If you are filing for disability benefits due to a drug addiction or have already been denied, you may want to hire a Social Security Disability attorney to represent you in your disability claim. Hiring a disability lawyer will increase your chances of filing a successful disability claim. Sometimes drug use is an indication of an underlying condition and many of the people who suffer from mental illness try to self medicate with prescription medications and illegal drugs. This is very common for people who suffer from depression, bipolar disorder and other mood disorder conditions. Beneficiaries who spent the most time on the SSI rolls (9 years or more) were not as likely as those who spent 5 years or less on the rolls to lose payment status after the DA&A legislation (Table 5).

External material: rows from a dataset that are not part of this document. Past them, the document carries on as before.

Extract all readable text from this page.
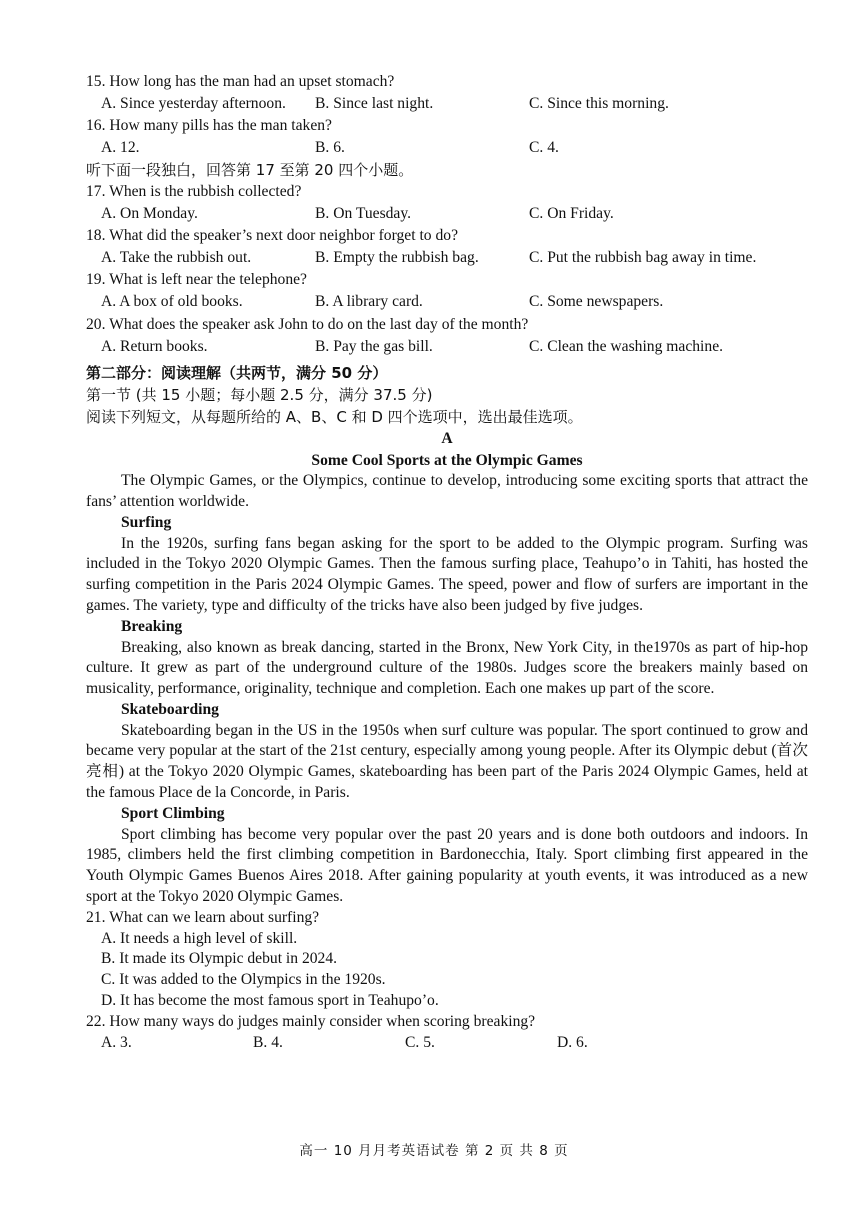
15. How long has the man had an upset stomach?
A. Since yesterday afternoon.	B. Since last night.	C. Since this morning.
16. How many pills has the man taken?
A. 12.	B. 6.	C. 4.
听下面一段独白，回答第 17 至第 20 四个小题。
17. When is the rubbish collected?
A. On Monday.	B. On Tuesday.	C. On Friday.
18. What did the speaker’s next door neighbor forget to do?
A. Take the rubbish out.	B. Empty the rubbish bag.	C. Put the rubbish bag away in time.
19. What is left near the telephone?
A. A box of old books.	B. A library card.	C. Some newspapers.
20. What does the speaker ask John to do on the last day of the month?
A. Return books.	B. Pay the gas bill.	C. Clean the washing machine.
第二部分：阅读理解（共两节，满分 50 分）
第一节 (共 15 小题；每小题 2.5 分，满分 37.5 分)
阅读下列短文，从每题所给的 A、B、C 和 D 四个选项中，选出最佳选项。
A
Some Cool Sports at the Olympic Games

The Olympic Games, or the Olympics, continue to develop, introducing some exciting sports that attract the fans’ attention worldwide.

Surfing

In the 1920s, surfing fans began asking for the sport to be added to the Olympic program. Surfing was included in the Tokyo 2020 Olympic Games. Then the famous surfing place, Teahupo’o in Tahiti, has hosted the surfing competition in the Paris 2024 Olympic Games. The speed, power and flow of surfers are important in the games. The variety, type and difficulty of the tricks have also been judged by five judges.

Breaking

Breaking, also known as break dancing, started in the Bronx, New York City, in the1970s as part of hip-hop culture. It grew as part of the underground culture of the 1980s. Judges score the breakers mainly based on musicality, performance, originality, technique and completion. Each one makes up part of the score.

Skateboarding

Skateboarding began in the US in the 1950s when surf culture was popular. The sport continued to grow and became very popular at the start of the 21st century, especially among young people. After its Olympic debut (首次亮相) at the Tokyo 2020 Olympic Games, skateboarding has been part of the Paris 2024 Olympic Games, held at the famous Place de la Concorde, in Paris.

Sport Climbing

Sport climbing has become very popular over the past 20 years and is done both outdoors and indoors. In 1985, climbers held the first climbing competition in Bardonecchia, Italy. Sport climbing first appeared in the Youth Olympic Games Buenos Aires 2018. After gaining popularity at youth events, it was introduced as a new sport at the Tokyo 2020 Olympic Games.

21. What can we learn about surfing?
A. It needs a high level of skill.
B. It made its Olympic debut in 2024.
C. It was added to the Olympics in the 1920s.
D. It has become the most famous sport in Teahupo’o.
22. How many ways do judges mainly consider when scoring breaking?
A. 3.	B. 4.	C. 5.	D. 6.
高一 10 月月考英语试卷 第 2 页 共 8 页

A negligible number (0.5 percent) of individuals who lost payment status were on the SSI rolls for 15 years or more, compared with approximately 43 percent who were on the rolls for 2 years or less and 41 percent between 3 and 5 years.

Filing for Social Security Disability with Drug Addiction

Drug Addiction is usually chronic and the danger of relapse is high without ongoing medical and psychological support. How substance use is considered in the disability determination process has changed substantially over the years. This article dispels several widely-held myths about how DDS views substance use (such as you have to be clean and sober to get benefits), and its impact on the application process.

Although blood tests will show how much of a drug is in your system, it will not reveal addiction. SAMHSA’s mission is to reduce the impact of substance abuse and mental illness of America’s communities. This means that employers must provide a safe, non-discriminatory environment for individuals recovering from drug addiction and must make reasonable efforts to accommodate their needs. For example, an addiction to caffeine or nicotine won’t likely result in a breakdown of relationships or an inability to maintain employment. An addiction to heavy narcotics, on the other hand, can be very devastating to one’s lifestyle. In some cases, a Drug Addiction can result in the inability to sustain substantial gainful employment and addicts find it increasingly difficult to keep a job.